If we want to use arrays for efficiency, one issue is whether we need to have
dynamic arrays which can grow, as we don't know object counts in advance.
Although we know how many tables belong to each snapshot (this information is
read from the header and stored in st_bstream_snapshot_info) we don't have this
information for many other object types. For example, we don't know in advance
how many databases are there in the image, or how many non-table objects are
within each database.
One way of handling this is the way I use in the backup kernel code. I use
dynamic lists to store C++ object instances representing each item in the
catalogue and I have arrays of pointers to these objects for fast indexing. This
can be arranged as follows:
1. When backup catalogue is read, store objects on dynamic lists as you do it
now and count them.
2. After reading the catalogue, for example inside bcat_close() callback,
allocate arrays of pointers of appropriate sizes and store indexes in these arrays.
Btw. I don't share your concerns about mixing C and C++. I think it is perfectly
ok to use C code from C++. For example sql_string.cc defines String class which
is just a wrapper around string library written in C.
>
> Open questions:
>
> - Why do we need to bstream_next_chunk() before some bstream_rd_*()
> calls, but not others.
This is a design flaw. I agree that it should be consistent through the
interface and I think the user should not have to call bstream_next_chunk().
> - Why header.version is not filled with the library's verion.
This is a design flaw again. The library is written with the assumption that its
user knows that he is reading correct version of the image. Thus the header
should not have version member I think.
> - Why snapshot data belong to two tables (in my backup image example)
> while there is just one table.
Tables are numbered starting from 1. There is a special table number 0. Data
marked as "table 0" is a common data which is not tied to any particular table.
I'm not sure if native MyISAM driver sends any common data. If not, then having
a data block for table 0 (hopefully empty) would indicate a flaw in backup
kernel code writing table data.
> - Why snapshot data is read in 512 + 15872 byte chunks instead of 16K.
Not sure what do you mean.

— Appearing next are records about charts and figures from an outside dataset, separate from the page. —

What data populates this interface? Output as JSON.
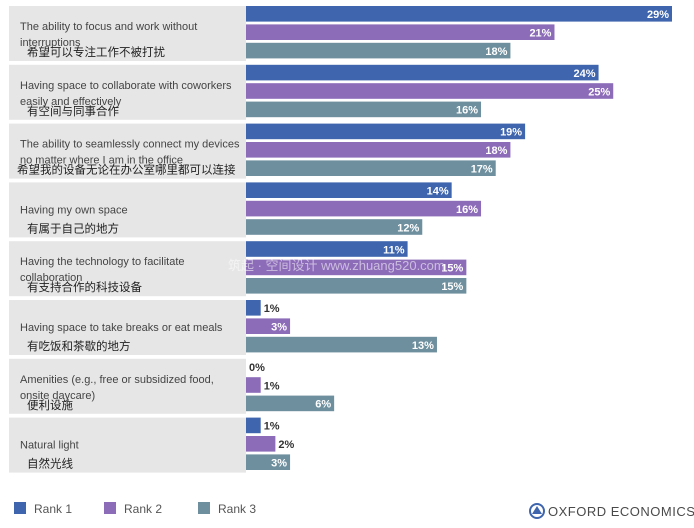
{
  "chart_data": {
    "type": "bar",
    "orientation": "horizontal",
    "title": "",
    "xlabel": "",
    "ylabel": "",
    "xlim": [
      0,
      29
    ],
    "value_suffix": "%",
    "categories": [
      {
        "en": "The ability to focus and work without interruptions",
        "zh": "希望可以专注工作不被打扰"
      },
      {
        "en": "Having space to collaborate with coworkers easily and effectively",
        "zh": "有空间与同事合作"
      },
      {
        "en": "The ability to seamlessly connect my devices no matter where I am in the office",
        "zh": "希望我的设备无论在办公室哪里都可以连接"
      },
      {
        "en": "Having my own space",
        "zh": "有属于自己的地方"
      },
      {
        "en": "Having the technology to facilitate collaboration",
        "zh": "有支持合作的科技设备"
      },
      {
        "en": "Having space to take breaks or eat meals",
        "zh": "有吃饭和茶歇的地方"
      },
      {
        "en": "Amenities (e.g., free or subsidized food, onsite daycare)",
        "zh": "便利设施"
      },
      {
        "en": "Natural light",
        "zh": "自然光线"
      }
    ],
    "series": [
      {
        "name": "Rank 1",
        "color": "#3e65ad",
        "values": [
          29,
          24,
          19,
          14,
          11,
          1,
          0,
          1
        ]
      },
      {
        "name": "Rank 2",
        "color": "#8c6bb8",
        "values": [
          21,
          25,
          18,
          16,
          15,
          3,
          1,
          2
        ]
      },
      {
        "name": "Rank 3",
        "color": "#6e8f9e",
        "values": [
          18,
          16,
          17,
          12,
          15,
          13,
          6,
          3
        ]
      }
    ],
    "legend_position": "bottom-left"
  },
  "brand": {
    "name": "OXFORD ECONOMICS",
    "color": "#3e65ad"
  },
  "watermark": "筑起 · 空间设计  www.zhuang520.com",
  "colors": {
    "band": "#e6e6e6"
  }
}
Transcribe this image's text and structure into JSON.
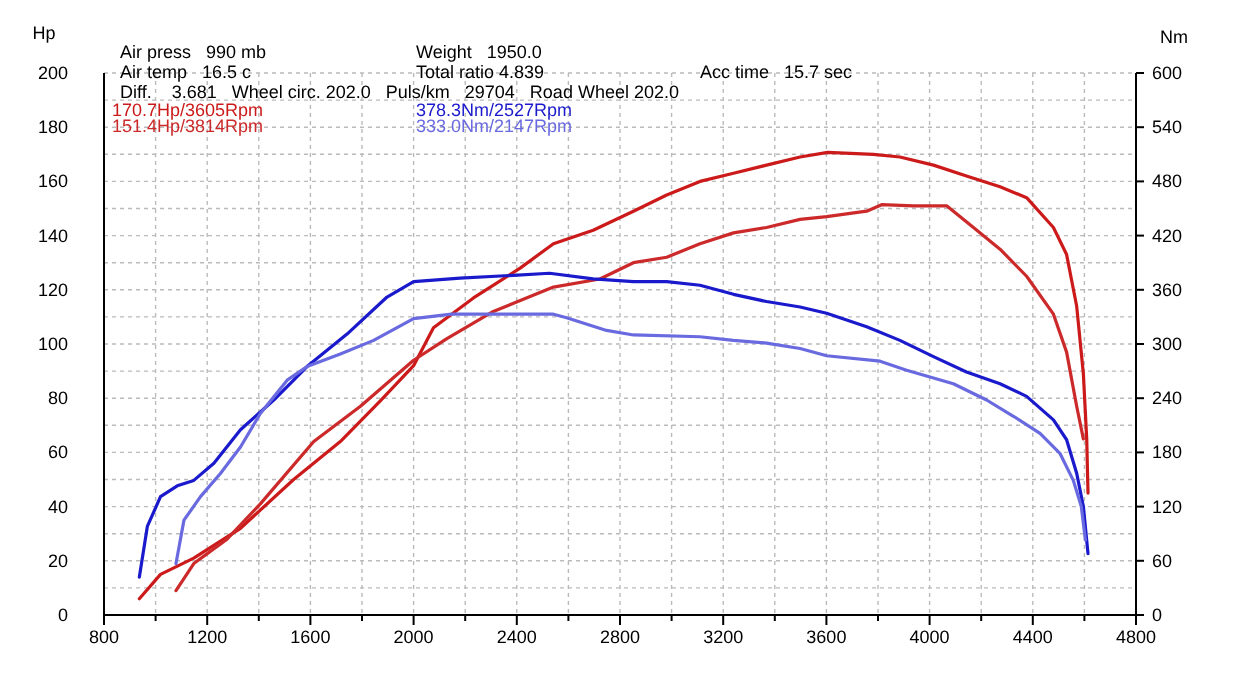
{
  "chart_data": {
    "type": "line",
    "xlim": [
      800,
      4800
    ],
    "ylim": [
      0,
      200
    ],
    "y2lim": [
      0,
      600
    ],
    "ylabel": "Hp",
    "y2label": "Nm",
    "xticks": [
      800,
      {
        "value": 1000,
        "label": null
      },
      1200,
      {
        "value": 1400,
        "label": null
      },
      1600,
      {
        "value": 1800,
        "label": null
      },
      2000,
      {
        "value": 2200,
        "label": null
      },
      2400,
      {
        "value": 2600,
        "label": null
      },
      2800,
      {
        "value": 3000,
        "label": null
      },
      3200,
      {
        "value": 3400,
        "label": null
      },
      3600,
      {
        "value": 3800,
        "label": null
      },
      4000,
      {
        "value": 4200,
        "label": null
      },
      4400,
      {
        "value": 4600,
        "label": null
      },
      4800
    ],
    "yticks": [
      0,
      {
        "value": 10,
        "label": null
      },
      20,
      {
        "value": 30,
        "label": null
      },
      40,
      {
        "value": 50,
        "label": null
      },
      60,
      {
        "value": 70,
        "label": null
      },
      80,
      {
        "value": 90,
        "label": null
      },
      100,
      {
        "value": 110,
        "label": null
      },
      120,
      {
        "value": 130,
        "label": null
      },
      140,
      {
        "value": 150,
        "label": null
      },
      160,
      {
        "value": 170,
        "label": null
      },
      180,
      {
        "value": 190,
        "label": null
      },
      200
    ],
    "y2ticks": [
      0,
      60,
      120,
      180,
      240,
      300,
      360,
      420,
      480,
      540,
      600
    ],
    "grid": true,
    "legend": "top left",
    "marker": "none",
    "line_style": "solid",
    "annotations": [
      "Air press   990 mb",
      "Air temp   16.5 c",
      "Diff.    3.681   Wheel circ. 202.0   Puls/km   29704   Road Wheel 202.0",
      "Weight   1950.0",
      "Total ratio 4.839",
      "Acc time   15.7 sec"
    ],
    "series": [
      {
        "name": "170.7Hp/3605Rpm",
        "color": "#cc1a1a",
        "x": [
          937,
          1019,
          1148,
          1329,
          1535,
          1716,
          1871,
          2000,
          2077,
          2232,
          2413,
          2542,
          2696,
          2852,
          2981,
          3110,
          3240,
          3368,
          3498,
          3605,
          3782,
          3885,
          4015,
          4143,
          4273,
          4376,
          4480,
          4531,
          4570,
          4596,
          4609,
          4614
        ],
        "values": [
          6,
          15,
          21,
          32,
          50,
          64,
          79,
          92,
          106,
          117,
          128,
          137,
          142,
          149,
          155,
          160,
          163,
          166,
          169,
          170.7,
          170,
          169,
          166,
          162,
          158,
          154,
          143,
          133,
          114,
          89,
          65,
          45
        ]
      },
      {
        "name": "151.4Hp/3814Rpm",
        "color": "#cc2a2a",
        "x": [
          1079,
          1148,
          1277,
          1406,
          1613,
          1794,
          2000,
          2129,
          2309,
          2542,
          2722,
          2852,
          2981,
          3110,
          3240,
          3368,
          3498,
          3601,
          3756,
          3814,
          3937,
          4066,
          4170,
          4273,
          4376,
          4480,
          4531,
          4570,
          4596
        ],
        "values": [
          9,
          19,
          28,
          41,
          64,
          77,
          94,
          102,
          112,
          121,
          124,
          130,
          132,
          137,
          141,
          143,
          146,
          147,
          149,
          151.4,
          151,
          151,
          143,
          135,
          125,
          111,
          97,
          77,
          65
        ]
      },
      {
        "name": "378.3Nm/2527Rpm",
        "color": "#1a1acc",
        "axis": "y2",
        "x": [
          937,
          968,
          1019,
          1084,
          1148,
          1226,
          1329,
          1458,
          1587,
          1742,
          1897,
          2000,
          2180,
          2387,
          2527,
          2696,
          2852,
          2981,
          3110,
          3240,
          3368,
          3498,
          3601,
          3756,
          3885,
          4015,
          4143,
          4273,
          4376,
          4480,
          4531,
          4570,
          4596,
          4614
        ],
        "values": [
          42,
          98,
          131,
          143,
          149,
          168,
          205,
          238,
          275,
          311,
          352,
          369,
          373,
          376,
          378.3,
          372,
          369,
          369,
          365,
          355,
          347,
          341,
          334,
          319,
          304,
          286,
          269,
          256,
          242,
          216,
          194,
          157,
          120,
          68
        ]
      },
      {
        "name": "333.0Nm/2147Rpm",
        "color": "#6a6ae0",
        "axis": "y2",
        "x": [
          1079,
          1110,
          1174,
          1252,
          1329,
          1406,
          1510,
          1587,
          1716,
          1845,
          2000,
          2147,
          2309,
          2542,
          2593,
          2748,
          2852,
          3110,
          3240,
          3368,
          3498,
          3601,
          3808,
          3911,
          4092,
          4221,
          4325,
          4428,
          4505,
          4557,
          4588,
          4604
        ],
        "values": [
          57,
          105,
          131,
          157,
          186,
          223,
          260,
          275,
          289,
          304,
          328,
          333,
          333,
          333,
          329,
          315,
          310,
          308,
          304,
          301,
          295,
          287,
          281,
          271,
          256,
          238,
          220,
          201,
          179,
          149,
          120,
          83
        ]
      }
    ]
  }
}
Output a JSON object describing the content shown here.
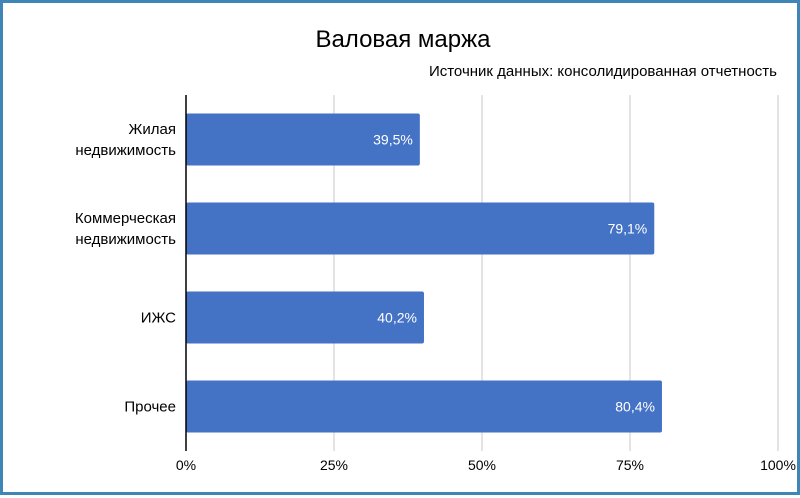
{
  "chart_data": {
    "type": "bar",
    "orientation": "horizontal",
    "title": "Валовая маржа",
    "subtitle": "Источник данных: консолидированная отчетность",
    "categories": [
      [
        "Жилая",
        "недвижимость"
      ],
      [
        "Коммерческая",
        "недвижимость"
      ],
      [
        "ИЖС"
      ],
      [
        "Прочее"
      ]
    ],
    "values": [
      39.5,
      79.1,
      40.2,
      80.4
    ],
    "data_labels": [
      "39,5%",
      "79,1%",
      "40,2%",
      "80,4%"
    ],
    "xlim": [
      0,
      100
    ],
    "x_ticks": [
      0,
      25,
      50,
      75,
      100
    ],
    "x_tick_labels": [
      "0%",
      "25%",
      "50%",
      "75%",
      "100%"
    ],
    "grid": "vertical",
    "legend": "none",
    "bar_color": "#4472c4",
    "grid_color": "#c8c8c8"
  }
}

Does it mean that there are 2 low-level read() calls,
one which returns 512 and the following which reads 15872 bytes?
In any case, the library does not try to read data in 16K blocks since it
assumes that OS is doing this in the background. What the library tries to do,
is to keep as few data as possible inside internal buffers to avoid double
buffering.
Inside the library it is assumed that it is ok and efficient to call low-level
I/O for arbitrary amounts of data. E.g. to read single bytes. Making this
efficient is the task of the as_read_m and as_write_m callbacks which can
implement internal buffering if needed.
> - Why Backup-finish time and binlog positions are not available after
> reading summary.
>
Not saving binlog position was a bug which I just fixed and pushed to the
6.0-backup tree (BUG#35240). Need to check if my patch fixes also the finish
time problem.
> === modified file 'client/Makefile.am'
> --- a/client/Makefile.am 2008-08-20 16:21:14 +0000
> +++ b/client/Makefile.am 2008-09-30 09:14:57 +0000
> @@ -42,6 +42,7 @@ CLEANFILES = $(BUILT_SOURCES)
>
> bin_PROGRAMS = mysql \
> mysqladmin \
> + mysqlbackup \
> mysqlbinlog \
> mysqlcheck \
> mysqldump \
> @@ -57,6 +58,11 @@ mysql_LDADD = @readline_link@ @TERMCAP
> $(LDADD) $(CXXLDFLAGS)
> mysqladmin_SOURCES = mysqladmin.cc
>
> +mysqlbackup_SOURCES = mysqlbackup.cc \
> + $(top_srcdir)/sql/backup/stream_v1.c \
> + $(top_srcdir)/sql/backup/stream_v1_transport.c
> +mysqlbackup_LDADD = $(LDADD) $(CXXLDFLAGS)
> +
I think it would be nicer to use the library, instead of compiling library
sources. That is:
mysqlbackup_SOURCES = mysqlbackup.cc
mysqlbackup_LDADD = $(LDADD) $(CXXLDFLAGS)
$(top_stcdir)/sql/backup/libbackupstream.la
However, I do realize that the library is not properly versioned yet.
Rafal